Support and Resistance

NASDAQ: Closed at 2119.01
Resistance: First upper channel line at 2165. 2200 then 2300 represent tops from Q2 2001.
Support: 2115 acted as slight resistance as NASDAQ consolidated. The second peak in the December 2001/January 2002 double top (2100). The 10 day MVA and the 18 day MVA (2110, 2080). The lower peak in the January 2002 double top (2044). The March/August up trendline (2064).

S&P 500: Closed at 1143.94
Resistance: 1150 to 1175, the late 2001, early 2002 double top.
Support: The 10 day MVA and the 18 day MVA (1133, 1123). 1106 is a May 2002 top. 1100 represents some early 2001 lows. The 50 day MVA (1093). The former upper channel line at 1090.

Dow: Closed at 10,623.18
Resistance: 10,612 (upper channel line) is keeping the index more or less in check. 10,620 (March 2002 peak) starts the swath of overhead supply that runs up to 11,000.
Support: The 10 and 18 day MVA (10,548 and 10,478). 10,353 from May 2002 high. 10,315 the March 2003 up trendline.
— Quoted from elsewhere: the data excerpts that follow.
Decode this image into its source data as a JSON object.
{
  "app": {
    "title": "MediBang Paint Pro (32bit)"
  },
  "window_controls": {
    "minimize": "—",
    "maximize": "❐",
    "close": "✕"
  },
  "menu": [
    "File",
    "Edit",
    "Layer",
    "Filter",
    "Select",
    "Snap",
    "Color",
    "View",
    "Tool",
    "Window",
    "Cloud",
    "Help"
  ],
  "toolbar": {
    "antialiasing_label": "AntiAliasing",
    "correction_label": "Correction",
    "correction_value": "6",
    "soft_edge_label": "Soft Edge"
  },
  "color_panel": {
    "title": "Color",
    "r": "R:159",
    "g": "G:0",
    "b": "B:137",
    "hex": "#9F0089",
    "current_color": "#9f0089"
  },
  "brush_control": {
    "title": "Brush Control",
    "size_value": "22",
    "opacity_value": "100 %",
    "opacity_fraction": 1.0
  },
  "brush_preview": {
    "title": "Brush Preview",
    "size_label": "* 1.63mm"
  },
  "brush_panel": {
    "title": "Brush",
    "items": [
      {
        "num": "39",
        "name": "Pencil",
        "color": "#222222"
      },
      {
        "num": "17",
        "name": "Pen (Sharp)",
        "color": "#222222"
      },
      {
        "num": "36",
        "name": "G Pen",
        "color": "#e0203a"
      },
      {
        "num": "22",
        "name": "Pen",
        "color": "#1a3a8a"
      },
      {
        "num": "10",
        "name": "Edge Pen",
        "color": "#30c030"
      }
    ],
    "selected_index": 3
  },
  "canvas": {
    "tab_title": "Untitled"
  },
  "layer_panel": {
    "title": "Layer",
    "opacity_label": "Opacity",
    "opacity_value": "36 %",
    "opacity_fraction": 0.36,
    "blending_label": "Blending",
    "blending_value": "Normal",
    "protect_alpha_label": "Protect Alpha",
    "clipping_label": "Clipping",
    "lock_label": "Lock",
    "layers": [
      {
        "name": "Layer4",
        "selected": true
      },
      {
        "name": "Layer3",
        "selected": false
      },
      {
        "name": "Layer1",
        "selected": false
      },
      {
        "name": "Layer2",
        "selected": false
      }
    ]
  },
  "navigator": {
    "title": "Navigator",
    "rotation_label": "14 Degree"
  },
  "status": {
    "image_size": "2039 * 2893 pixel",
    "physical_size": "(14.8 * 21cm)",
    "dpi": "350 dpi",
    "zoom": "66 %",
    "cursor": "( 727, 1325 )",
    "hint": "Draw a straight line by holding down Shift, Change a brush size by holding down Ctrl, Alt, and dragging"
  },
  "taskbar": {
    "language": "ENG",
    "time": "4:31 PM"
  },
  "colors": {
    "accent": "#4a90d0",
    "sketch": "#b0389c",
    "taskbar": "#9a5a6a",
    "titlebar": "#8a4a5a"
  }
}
The exponential 50 day MVA (10,209).

Economic Calendar

1-21-04
Housing starts, December (8:30): +1.7% (2.088M) actual, 1.950M expected, 2.054M November
Building permits, December (8:30): +3.3% (1.924M) actual, 1.875M expected, 1.863M November

1-22-04
Initial jobless claims (8:30): 341K actual, 345K expected, 342K prior.
Leading economic indicators, December (10:00): 0.2% actual, 0.2% expected, 0.3% prior.